Rodriguez told the Hobbs News-Sun his ‘Citizen of the Year,’ was an unexpected honor, but passed on offering an acceptance speech at the podium.
“I don’t do it for recognition. I do it to help,” he said.
Rodriguez’s high school yearbook says he wanted to join the FBI. After high school, he studied forensic science in Nashville, Tenn., where he learned to analyze scientific evidence in criminal investigations. After he became lieutenant in 2012, he beat seven candidates for the chief of police position four years ago.
Williams, who nominated Rodriguez, won an award for his volunteer work from Loving-ton MainStreet, the non-profit dedicated to improving Lovington’s downtown area. Main-Street also awarded owner of Baja Grill, Kenny Kim, and owner of Lazy 6 Restaurant for generously donating.
Another awardee, Curtis Ferguson, manager of Higginbotham Bartlett, accepted the Business of the Year award from the Lovington Chamber of Commerce for the lumber and hardware store that’s celebrating its 90th year of business. Ferguson said the store was up by 10 percent in a revenue comparison of January 2018 to January of this year.

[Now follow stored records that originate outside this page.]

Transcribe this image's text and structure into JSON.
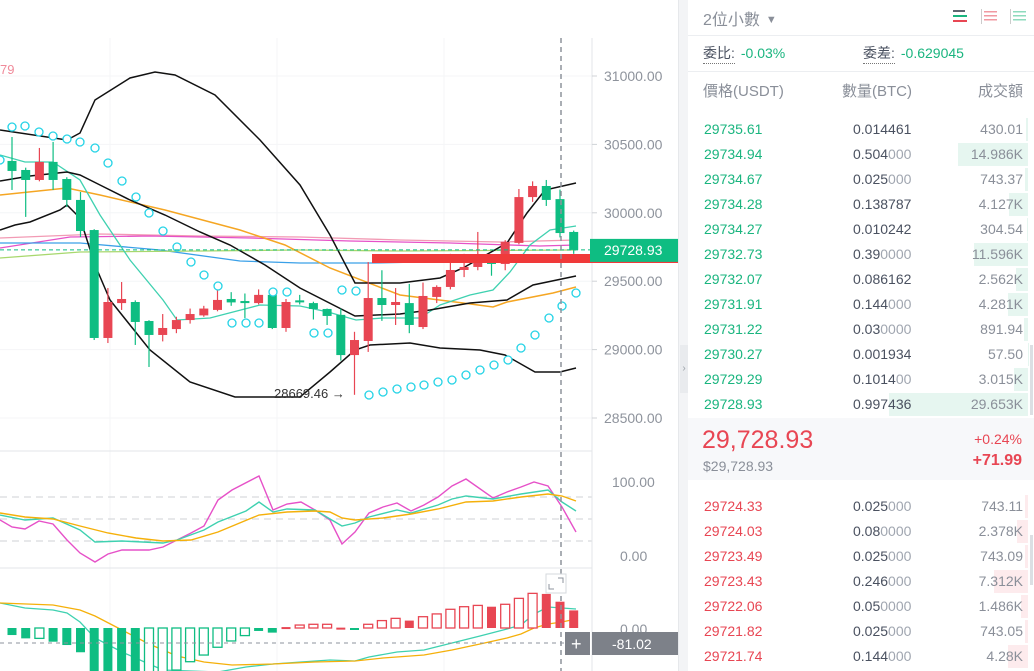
{
  "chart": {
    "price_axis": [
      "31000.00",
      "30500.00",
      "30000.00",
      "29500.00",
      "29000.00",
      "28500.00"
    ],
    "price_axis_values": [
      31000,
      30500,
      30000,
      29500,
      29000,
      28500
    ],
    "last_price_label": "29728.93",
    "last_price_value": 29728.93,
    "low_marker": "28669.46 →",
    "partial_label": "79",
    "kdj_axis": [
      "100.00",
      "0.00"
    ],
    "macd_axis": [
      "0.00"
    ],
    "crosshair_value": "-81.02",
    "crosshair_plus": "+",
    "colors": {
      "up": "#e84653",
      "down": "#0ebd82",
      "boll": "#111111",
      "ma_short": "#3fd1b0",
      "ma_long": "#f5a623",
      "psar": "#24d3e6",
      "k": "#e651c8",
      "d": "#3fd1b0",
      "j": "#f5b00a"
    }
  },
  "chart_data": {
    "type": "candlestick",
    "candles": [
      [
        30379,
        30554,
        30167,
        30306
      ],
      [
        30313,
        30330,
        29970,
        30240
      ],
      [
        30240,
        30474,
        30230,
        30372
      ],
      [
        30372,
        30518,
        30167,
        30240
      ],
      [
        30247,
        30260,
        30042,
        30094
      ],
      [
        30094,
        30152,
        29823,
        29867
      ],
      [
        29874,
        29880,
        29070,
        29085
      ],
      [
        29085,
        29450,
        29048,
        29348
      ],
      [
        29340,
        29494,
        29290,
        29370
      ],
      [
        29348,
        29360,
        29034,
        29202
      ],
      [
        29209,
        29215,
        28873,
        29107
      ],
      [
        29107,
        29260,
        29060,
        29158
      ],
      [
        29150,
        29240,
        29120,
        29216
      ],
      [
        29216,
        29300,
        29190,
        29260
      ],
      [
        29250,
        29320,
        29240,
        29300
      ],
      [
        29290,
        29436,
        29280,
        29363
      ],
      [
        29370,
        29420,
        29320,
        29345
      ],
      [
        29355,
        29410,
        29230,
        29340
      ],
      [
        29340,
        29440,
        29330,
        29400
      ],
      [
        29400,
        29410,
        29150,
        29158
      ],
      [
        29158,
        29370,
        29130,
        29348
      ],
      [
        29360,
        29400,
        29330,
        29345
      ],
      [
        29340,
        29350,
        29220,
        29297
      ],
      [
        29297,
        29300,
        29180,
        29246
      ],
      [
        29254,
        29300,
        28920,
        28960
      ],
      [
        28960,
        29130,
        28669.46,
        29070
      ],
      [
        29063,
        29640,
        28983,
        29377
      ],
      [
        29377,
        29580,
        29210,
        29326
      ],
      [
        29326,
        29450,
        29180,
        29348
      ],
      [
        29340,
        29480,
        29120,
        29180
      ],
      [
        29165,
        29490,
        29150,
        29392
      ],
      [
        29385,
        29470,
        29340,
        29458
      ],
      [
        29458,
        29700,
        29440,
        29582
      ],
      [
        29582,
        29700,
        29530,
        29604
      ],
      [
        29604,
        29860,
        29580,
        29677
      ],
      [
        29677,
        29690,
        29540,
        29626
      ],
      [
        29626,
        29800,
        29580,
        29787
      ],
      [
        29780,
        30174,
        29770,
        30115
      ],
      [
        30115,
        30230,
        30080,
        30196
      ],
      [
        30196,
        30240,
        30050,
        30094
      ],
      [
        30100,
        30170,
        29820,
        29852
      ],
      [
        29860,
        29870,
        29700,
        29728.93
      ]
    ],
    "candle_fields": [
      "open",
      "high",
      "low",
      "close"
    ],
    "macd_hist": [
      -38,
      -56,
      -56,
      -74,
      -92,
      -131,
      -260,
      -260,
      -260,
      -260,
      -260,
      -260,
      -227,
      -182,
      -146,
      -104,
      -70,
      -41,
      -16,
      -25,
      5,
      16,
      20,
      20,
      2,
      -7,
      20,
      40,
      52,
      40,
      61,
      76,
      101,
      115,
      122,
      115,
      128,
      160,
      187,
      184,
      142,
      95
    ],
    "macd_hist_filled": [
      1,
      1,
      0,
      1,
      1,
      1,
      1,
      1,
      1,
      1,
      0,
      0,
      0,
      0,
      0,
      0,
      0,
      0,
      1,
      1,
      1,
      0,
      0,
      0,
      1,
      1,
      0,
      0,
      0,
      1,
      0,
      0,
      0,
      0,
      0,
      1,
      0,
      0,
      0,
      1,
      1,
      1
    ]
  },
  "orderbook": {
    "precision": "2位小數",
    "ratio_label": "委比:",
    "ratio_value": "-0.03%",
    "diff_label": "委差:",
    "diff_value": "-0.629045",
    "headers": {
      "price": "價格(USDT)",
      "qty": "數量(BTC)",
      "total": "成交額"
    },
    "asks": [
      {
        "price": "29735.61",
        "qty_main": "0.014461",
        "qty_tail": "",
        "total": "430.01",
        "depth": 1.5
      },
      {
        "price": "29734.94",
        "qty_main": "0.504",
        "qty_tail": "000",
        "total": "14.986K",
        "depth": 50.5
      },
      {
        "price": "29734.67",
        "qty_main": "0.025",
        "qty_tail": "000",
        "total": "743.37",
        "depth": 2.5
      },
      {
        "price": "29734.28",
        "qty_main": "0.138787",
        "qty_tail": "",
        "total": "4.127K",
        "depth": 13.9
      },
      {
        "price": "29734.27",
        "qty_main": "0.010242",
        "qty_tail": "",
        "total": "304.54",
        "depth": 1
      },
      {
        "price": "29732.73",
        "qty_main": "0.39",
        "qty_tail": "0000",
        "total": "11.596K",
        "depth": 39.1
      },
      {
        "price": "29732.07",
        "qty_main": "0.086162",
        "qty_tail": "",
        "total": "2.562K",
        "depth": 8.6
      },
      {
        "price": "29731.91",
        "qty_main": "0.144",
        "qty_tail": "000",
        "total": "4.281K",
        "depth": 14.4
      },
      {
        "price": "29731.22",
        "qty_main": "0.03",
        "qty_tail": "0000",
        "total": "891.94",
        "depth": 3
      },
      {
        "price": "29730.27",
        "qty_main": "0.001934",
        "qty_tail": "",
        "total": "57.50",
        "depth": 0.2
      },
      {
        "price": "29729.29",
        "qty_main": "0.1014",
        "qty_tail": "00",
        "total": "3.015K",
        "depth": 10.2
      },
      {
        "price": "29728.93",
        "qty_main": "0.997436",
        "qty_tail": "",
        "total": "29.653K",
        "depth": 100
      }
    ],
    "last": {
      "price": "29,728.93",
      "usd": "$29,728.93",
      "pct": "+0.24%",
      "change": "+71.99"
    },
    "bids": [
      {
        "price": "29724.33",
        "qty_main": "0.025",
        "qty_tail": "000",
        "total": "743.11",
        "depth": 2.5
      },
      {
        "price": "29724.03",
        "qty_main": "0.08",
        "qty_tail": "0000",
        "total": "2.378K",
        "depth": 8
      },
      {
        "price": "29723.49",
        "qty_main": "0.025",
        "qty_tail": "000",
        "total": "743.09",
        "depth": 2.5
      },
      {
        "price": "29723.43",
        "qty_main": "0.246",
        "qty_tail": "000",
        "total": "7.312K",
        "depth": 24.7
      },
      {
        "price": "29722.06",
        "qty_main": "0.05",
        "qty_tail": "0000",
        "total": "1.486K",
        "depth": 5
      },
      {
        "price": "29721.82",
        "qty_main": "0.025",
        "qty_tail": "000",
        "total": "743.05",
        "depth": 2.5
      },
      {
        "price": "29721.74",
        "qty_main": "0.144",
        "qty_tail": "000",
        "total": "4.28K",
        "depth": 14.4
      }
    ]
  }
}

President of the Economic Development Corporation Robbie Roberts presented an award to Nor-Lea Hospital District, Leaco Rural Telephone Cooperative, Inc. and Lea County for the construction of the new judicial complex in Lovington.
Beverly Allen, a field representative from the United States Senator Tom Udall’s office read a message from Udall praising EDC’s awardees.
“In this day and age, businesses, families, government and organizations must have access to high-speed internet to participate fully in today’s society,” Allen read in praise of Leaco. “Your substantial investment in fiber optics is an important component of closing the digital gap in Southeastern New Mexico.”
Udall commended Nor-Lea for its commitment to rural healthcare and the creation of the Wellness Center as well as Lea County for providing the city with a new judicial complex, which he called a state-of-the-art facility.